The question is: Find s formula for the general term

Their solution goes as follows:
The second difference is constant therefore Tn is quadratic - I understand this
therefore Tn = an2+bn+c this i understand
but 2a=a - I cannot understand the basis of this statement
Can anyone enlighten me?

Thanks!
So the source said 2a = a?
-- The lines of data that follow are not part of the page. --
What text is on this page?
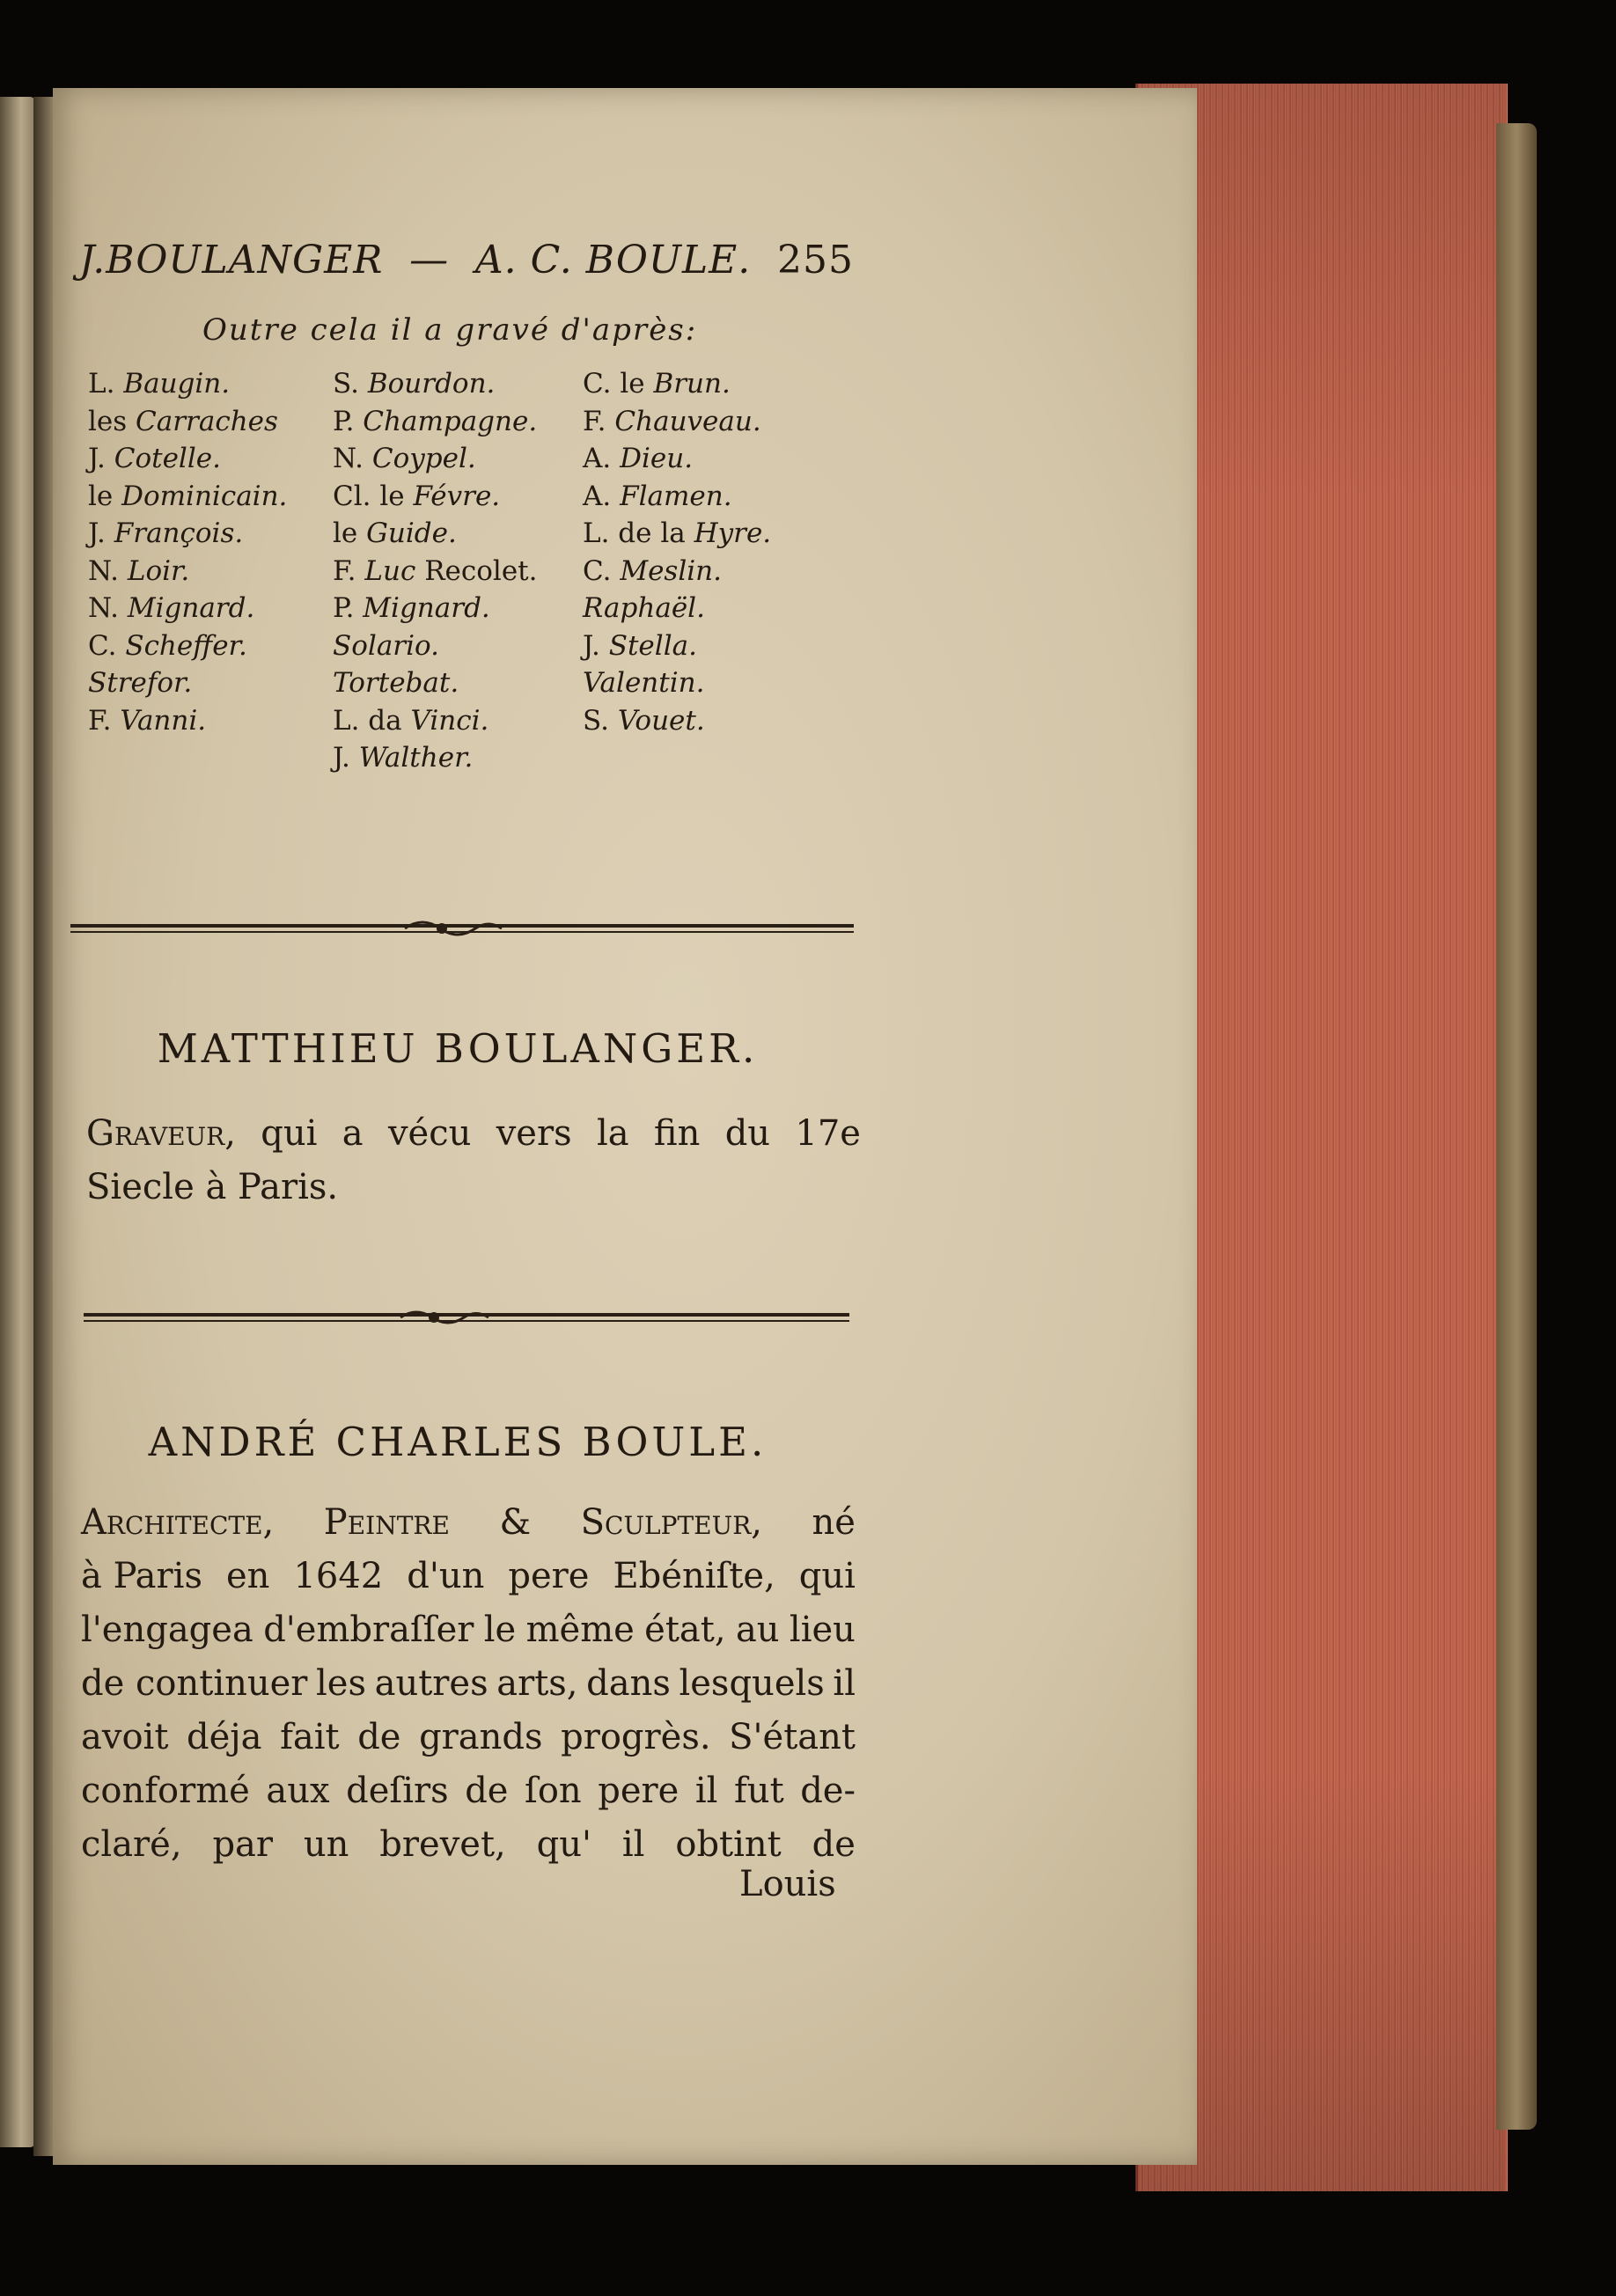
J.BOULANGER — A. C. BOULE. 255
Outre cela il a gravé d'après:
L. Baugin.
les Carraches
J. Cotelle.
le Dominicain.
J. François.
N. Loir.
N. Mignard.
C. Scheffer.
Strefor.
F. Vanni.
S. Bourdon.
P. Champagne.
N. Coypel.
Cl. le Févre.
le Guide.
F. Luc Recolet.
P. Mignard.
Solario.
Tortebat.
L. da Vinci.
J. Walther.
C. le Brun.
F. Chauveau.
A. Dieu.
A. Flamen.
L. de la Hyre.
C. Meslin.
Raphaël.
J. Stella.
Valentin.
S. Vouet.
MATTHIEU BOULANGER.
Graveur, qui a vécu vers la fin du 17e
Siecle à Paris.
ANDRÉ CHARLES BOULE.
Architecte, Peintre & Sculpteur, né
à Paris en 1642 d'un pere Ebéniſte, qui
l'engagea d'embraſſer le même état, au lieu
de continuer les autres arts, dans lesquels il
avoit déja fait de grands progrès. S'étant
conformé aux deſirs de ſon pere il fut de-
claré, par un brevet, qu' il obtint de
Louis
Then it's a typo, because this would mean a = 0, which clearly can't be since then we'd have a linear closed form solution.
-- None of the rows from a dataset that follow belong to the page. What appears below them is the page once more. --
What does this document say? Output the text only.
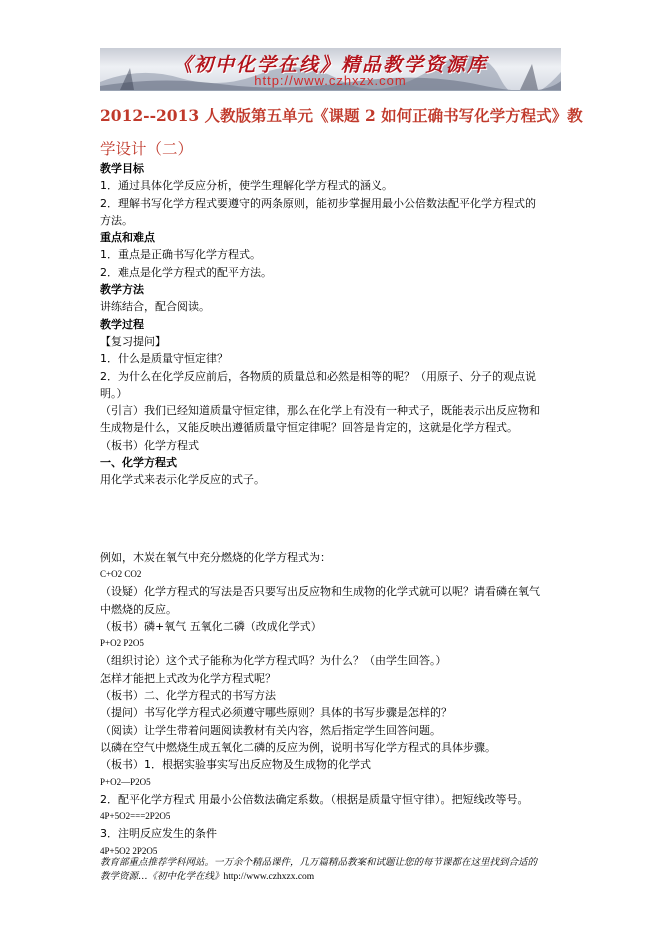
《初中化学在线》精品教学资源库
http://www.czhxzx.com
2012--2013 人教版第五单元《课题 2 如何正确书写化学方程式》教
学设计（二）

教学目标

1．通过具体化学反应分析，使学生理解化学方程式的涵义。

2．理解书写化学方程式要遵守的两条原则，能初步掌握用最小公倍数法配平化学方程式的

方法。

重点和难点

1．重点是正确书写化学方程式。

2．难点是化学方程式的配平方法。

教学方法

讲练结合，配合阅读。

教学过程

【复习提问】

1．什么是质量守恒定律？

2．为什么在化学反应前后，各物质的质量总和必然是相等的呢？（用原子、分子的观点说

明。）

（引言）我们已经知道质量守恒定律，那么在化学上有没有一种式子，既能表示出反应物和

生成物是什么，又能反映出遵循质量守恒定律呢？回答是肯定的，这就是化学方程式。

（板书）化学方程式

一、化学方程式

用化学式来表示化学反应的式子。

例如，木炭在氧气中充分燃烧的化学方程式为：

C+O2 CO2

（设疑）化学方程式的写法是否只要写出反应物和生成物的化学式就可以呢？请看磷在氧气

中燃烧的反应。

（板书）磷+氧气 五氧化二磷（改成化学式）

P+O2 P2O5

（组织讨论）这个式子能称为化学方程式吗？为什么？（由学生回答。）

怎样才能把上式改为化学方程式呢？

（板书）二、化学方程式的书写方法

（提问）书写化学方程式必须遵守哪些原则？具体的书写步骤是怎样的？

（阅读）让学生带着问题阅读教材有关内容，然后指定学生回答问题。

以磷在空气中燃烧生成五氧化二磷的反应为例，说明书写化学方程式的具体步骤。

（板书）1．根据实验事实写出反应物及生成物的化学式

P+O2—P2O5

2．配平化学方程式 用最小公倍数法确定系数。（根据是质量守恒守律）。把短线改等号。

4P+5O2===2P2O5

3．注明反应发生的条件

4P+5O2 2P2O5

教育部重点推荐学科网站。一万余个精品课件，几万篇精品教案和试题让您的每节课都在这里找到合适的
教学资源…《初中化学在线》http://www.czhxzx.com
3. Number of dots 2 6 12 20: oblong numbers.

Does this help?

4. Originally Posted by robyn6680
Hi,

please could someone assist with the following:
This is the pattern give:
Pattern number 1 2 3 4
Number of dots 2 6 12 20

The question is: Find s formula for the general term
note the number of dots rewritten as a product ...

$1 \cdot 2, \, 2 \cdot 3, \, 3 \cdot 4, \, 4 \cdot 5, \, ... \, , \, n(n+1), \, ...$

5. Originally Posted by robyn6680
Hi,

please could someone assist with the following:
This is the pattern give:
Pattern number 1 2 3 4
Number of dots 2 6 12 20

The question is: Find s formula for the general term

Their solution goes as follows:
The second difference is constant therefore Tn is quadratic - I understand this
therefore Tn = an2+bn+c this i understand
but 2a=a - I cannot understand the basis of this statement
Can anyone enlighten me?

Thanks!
You say you understand that $T_n= an^2+ bn+ c$. Since you have 3 numbers to determine, a, b, and c, you need 3 equations. Pick any 3 numbers from the sequence.
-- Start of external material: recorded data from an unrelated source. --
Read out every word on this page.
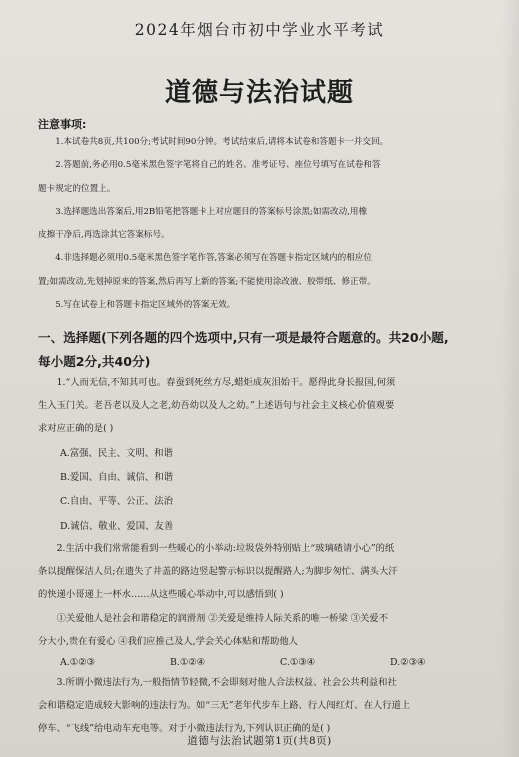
2024年烟台市初中学业水平考试
道德与法治试题
注意事项:

1.本试卷共8页,共100分;考试时间90分钟。考试结束后,请将本试卷和答题卡一并交回。

2.答题前,务必用0.5毫米黑色签字笔将自己的姓名、准考证号、座位号填写在试卷和答

题卡规定的位置上。

3.选择题选出答案后,用2B铅笔把答题卡上对应题目的答案标号涂黑;如需改动,用橡

皮擦干净后,再选涂其它答案标号。

4.非选择题必须用0.5毫米黑色签字笔作答,答案必须写在答题卡指定区域内的相应位

置;如需改动,先划掉原来的答案,然后再写上新的答案;不能使用涂改液、胶带纸、修正带。

5.写在试卷上和答题卡指定区域外的答案无效。

一、选择题(下列各题的四个选项中,只有一项是最符合题意的。共20小题,
每小题2分,共40分)

1.“人而无信,不知其可也。春蚕到死丝方尽,蜡炬成灰泪始干。愿得此身长报国,何须

生入玉门关。老吾老以及人之老,幼吾幼以及人之幼。”上述语句与社会主义核心价值观要

求对应正确的是( )

A.富强、民主、文明、和谐

B.爱国、自由、诚信、和谐

C.自由、平等、公正、法治

D.诚信、敬业、爱国、友善

2.生活中我们常常能看到一些暖心的小举动:垃圾袋外特别贴上“玻璃碴请小心”的纸

条以提醒保洁人员;在遗失了井盖的路边竖起警示标识以提醒路人;为脚步匆忙、满头大汗

的快递小哥递上一杯水……从这些暖心举动中,可以感悟到( )

①关爱他人是社会和谐稳定的润滑剂 ②关爱是维持人际关系的唯一桥梁 ③关爱不

分大小,贵在有爱心 ④我们应推己及人,学会关心体贴和帮助他人

A.①②③	B.①②④	C.①③④	D.②③④

3.所谓小微违法行为,一般指情节轻微,不会即刻对他人合法权益、社会公共利益和社

会和谐稳定造成较大影响的违法行为。如“三无”老年代步车上路、行人闯红灯、在人行道上

停车、“飞线”给电动车充电等。对于小微违法行为,下列认识正确的是( )

道德与法治试题第1页(共8页)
Since $T_1= 2$, $a(1^2)+ b(1)+ c= a+ b+ c= 2$.

since $T_2= 6$, $a(2^2)+ b(2)+ c= 4a+ 2b+ c= 6$

Since $T_3= 12$, $a(3^2)+ b(3)+ c= 9a+ 3b+ c= 12$

Subtract the first equation from the second to get (4a+ 2b+ c)- (a+ b+ c)= 3a+ b= 6- 2= 4 or 3a+ b= 4. c has been eliminated.

Subtract the first equation from the third to get (8a+ 3b+ c)- (a+ b+ c)= 7a+ 2b= 12- 2= 10 or 7a+ 2b= 10. Again c has been eliminated. Now we have the two equations 3a+ b= 4 and 7a+ 2b= 10.

Multiply 3a+ b= 4 by 2 to get 6a+ 2b= 8 and subtract that from 7a+ 2b= 10: (7a+ 2b)- (6a+ 2b)= a= 10- 8= 2.

a= 2, not "2a= a".

Now that you know a= 2, use either 3a+ b= 4 or 7a+ 2b= 10 to determine b. Then use any of the original 3 equations to determine c.

As a check, see if those values for a, b, and c give $T_4= 20$.

6. Hi HallsofIvy,
you have a typo there....(9a+3b+c)-(a+b+c)

We end up with a=1, b=1, c=0 leading to skeeter's formula.